Speaking of her own experience in the FYIC Rachael said “The FYIC program challenged me. It was the first class that I’d ever taken where I knew I would be good at some things and challenged in others. Learning where I fit in as a leader was critical in assessing where I could utilize those strengths or rely on others to help me learn and grow. Especially for a very type-A person like myself, this program encourages you to let go, accept that failure is a critical component of future success, and embrace teamwork as a communal process towards an outlined end goal. A semester later, I still find myself reflecting on the skills learned from the program. Both in respect to challenges and successes, there is plenty to take away and apply to internships, other classes, or personal leadership styles. Most universally perhaps was the FYIC’s ability to focus on the importance and necessity of communication in a raw way. Working in teams of individuals that likely differ from you in style, priorities, and work ethic; it is critical to take note of where strengths lie and communicate, repetitively if need be, the end goal and timelines for meeting such a goal. Teams that are open yet firm with one another, collectively understand the end goal, and challenge one another to be the best are the teams that will succeed.”

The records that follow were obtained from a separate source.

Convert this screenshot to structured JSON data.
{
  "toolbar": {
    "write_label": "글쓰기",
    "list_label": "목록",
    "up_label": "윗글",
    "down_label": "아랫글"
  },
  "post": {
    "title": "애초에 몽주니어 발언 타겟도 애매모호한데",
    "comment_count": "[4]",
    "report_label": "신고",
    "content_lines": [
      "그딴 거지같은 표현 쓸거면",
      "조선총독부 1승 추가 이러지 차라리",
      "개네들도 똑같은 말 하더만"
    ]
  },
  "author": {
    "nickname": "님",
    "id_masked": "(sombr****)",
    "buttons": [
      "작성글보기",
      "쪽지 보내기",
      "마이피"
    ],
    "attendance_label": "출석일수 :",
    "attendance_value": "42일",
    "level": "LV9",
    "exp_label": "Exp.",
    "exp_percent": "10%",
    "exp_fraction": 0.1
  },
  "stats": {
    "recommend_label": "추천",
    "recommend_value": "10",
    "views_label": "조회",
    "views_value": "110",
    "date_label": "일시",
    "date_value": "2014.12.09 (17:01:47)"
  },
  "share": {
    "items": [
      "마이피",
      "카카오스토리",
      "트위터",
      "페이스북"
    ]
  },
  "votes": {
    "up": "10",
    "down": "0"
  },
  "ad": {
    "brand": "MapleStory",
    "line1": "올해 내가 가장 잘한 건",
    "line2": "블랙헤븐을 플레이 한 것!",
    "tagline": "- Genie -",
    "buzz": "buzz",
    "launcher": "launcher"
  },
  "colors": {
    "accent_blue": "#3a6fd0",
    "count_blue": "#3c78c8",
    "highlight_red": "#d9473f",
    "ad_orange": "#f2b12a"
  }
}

When considering the long term impact of the FYIC Rachel said that “Before the FYIC program, I didn’t have a firm grasp on what it meant to be a business major – it seemed general and all encompassing. As the process evolved, you could clearly see and define where parts of the program would clearly appeal to individuals interested in each sector and area of business. The FYIC program was like a puzzle and each discipline had their own piece to contribute. It helped clearly define the importance of process, communication, collaboration, and integration across fields and offered a much clearer insight to the business process. I know for a fact that I have become a better communicator and team member as well as a team leader. The program encourages leadership as well as mindful participation and I think both leading and listening are critical components to successful business leadership. Additionally, the opportunity to see so many different ideas and solutions for the challenge is so exciting as it shows there are countless ways to think about a problem and that each individual team brands themselves and their solution as “the best.” It makes me hopeful to know that in an often turbulent world, there are so many bright individuals and bright ideas willing to challenge the status quo.”

rachel cleveland and steve wozniak and friendRachel describes what she likes best about the FYIC. “The FYIC challenged me in countless ways. The first being, quality management. Everything that gets turned in needs to be substantive and representative of your team, in its entirety, to the highest caliber possible. Taking shortcuts doesn’t fly because others are depending on the quality of your work. However, this notion is reciprocal. Just as your teammates depend on you, you depend on them to turn in the same manifestation of work. I now carry with me an increased importance and value placed on team collaboration and communication for the sake of turning in the highest quality work possible. Working for a major client proved Miami’s dedication to providing students with tangible and real experiences. There was an expectation of excellence and a standard to be met and this standard and association with Miami and the greater business world will continue to challenge and encourage students to be forward thinking, young business leaders fueled by integrity.”